On Thursday, Google (NasdaqGM: GOOG) closed with a market value of nearly $403 billion, usurping Exxon Mobil (NYSE: XOM) as the second-largest U.S. company behind Apple (Nasdaq: AAPL).

Given Exxon’s disappointing performance this year, shares of the largest U.S. oil company, are down almost 8%, investors in S&P 500 index funds might be pleased to see Exxon take a small step back in terms of weight in the benchmark U.S. index.

Investors in energy ETFs dominated by Exxon could use some relief as well.

“Given Exxon Mobil’s heavy weighting in these funds, the company’s performance can have a large effect on the performance of these ETFs,” writes Ingrid Pan for Market Realist.

While that may stating the obvious, Exxon’s impact on ETFs such as the Energy Select Sector SPDR (NYSEArca: XLE) and the Vanguard Energy ETF (NYSEArca: VDE) cannot be overlooked. [Energy ETFs Look to Bounce Back]

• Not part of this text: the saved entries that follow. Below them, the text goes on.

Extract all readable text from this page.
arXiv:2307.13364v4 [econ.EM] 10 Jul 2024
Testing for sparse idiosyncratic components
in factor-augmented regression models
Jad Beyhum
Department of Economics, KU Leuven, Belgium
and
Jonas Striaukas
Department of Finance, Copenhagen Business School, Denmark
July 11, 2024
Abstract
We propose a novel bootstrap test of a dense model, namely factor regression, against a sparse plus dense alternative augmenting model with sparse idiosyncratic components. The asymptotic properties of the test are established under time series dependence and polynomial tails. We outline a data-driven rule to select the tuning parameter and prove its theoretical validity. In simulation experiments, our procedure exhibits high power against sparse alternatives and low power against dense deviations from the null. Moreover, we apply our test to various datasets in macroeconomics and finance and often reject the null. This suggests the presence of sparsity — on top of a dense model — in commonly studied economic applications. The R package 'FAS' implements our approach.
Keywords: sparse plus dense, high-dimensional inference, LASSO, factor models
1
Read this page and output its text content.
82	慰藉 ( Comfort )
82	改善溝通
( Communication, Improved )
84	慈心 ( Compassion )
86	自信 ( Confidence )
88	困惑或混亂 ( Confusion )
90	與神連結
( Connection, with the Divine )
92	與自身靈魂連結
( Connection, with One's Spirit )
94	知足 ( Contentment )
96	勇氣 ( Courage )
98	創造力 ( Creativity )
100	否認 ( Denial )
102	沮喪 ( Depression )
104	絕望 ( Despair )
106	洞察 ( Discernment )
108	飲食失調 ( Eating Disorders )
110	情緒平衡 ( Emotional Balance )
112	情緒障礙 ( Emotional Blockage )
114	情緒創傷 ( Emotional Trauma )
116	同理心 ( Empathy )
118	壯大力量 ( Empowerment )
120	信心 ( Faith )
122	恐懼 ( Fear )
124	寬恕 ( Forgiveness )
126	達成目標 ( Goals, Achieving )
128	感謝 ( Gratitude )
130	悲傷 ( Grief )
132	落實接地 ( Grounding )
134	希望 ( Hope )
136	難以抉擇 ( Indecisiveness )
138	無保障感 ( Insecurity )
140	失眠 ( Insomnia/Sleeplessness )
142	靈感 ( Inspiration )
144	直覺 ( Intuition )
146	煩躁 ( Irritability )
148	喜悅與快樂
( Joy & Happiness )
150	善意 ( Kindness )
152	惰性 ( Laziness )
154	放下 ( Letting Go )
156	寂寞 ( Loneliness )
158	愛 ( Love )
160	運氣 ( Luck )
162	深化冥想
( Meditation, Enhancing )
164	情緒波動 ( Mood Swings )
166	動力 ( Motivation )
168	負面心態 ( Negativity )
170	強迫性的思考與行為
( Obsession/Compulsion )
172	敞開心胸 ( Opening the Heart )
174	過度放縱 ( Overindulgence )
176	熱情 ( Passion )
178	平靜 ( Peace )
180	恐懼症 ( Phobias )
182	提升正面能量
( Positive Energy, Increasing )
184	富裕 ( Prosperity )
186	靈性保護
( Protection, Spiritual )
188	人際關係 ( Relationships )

XLE allocates almost 16% of its weight to Exxon. At the end of January, VDE’s Exxon allocation was 23% and those are not the only ETF with substantial weights to Exxon. The new Fidelity MSCI Energy Index ETF (NYSEArca: FENY) does not skimp on Exxon with almost 22% weight to the oil giant while the iShares U.S. Energy ETF (NYSEArca: IYE) devotes 22.2% to the stock.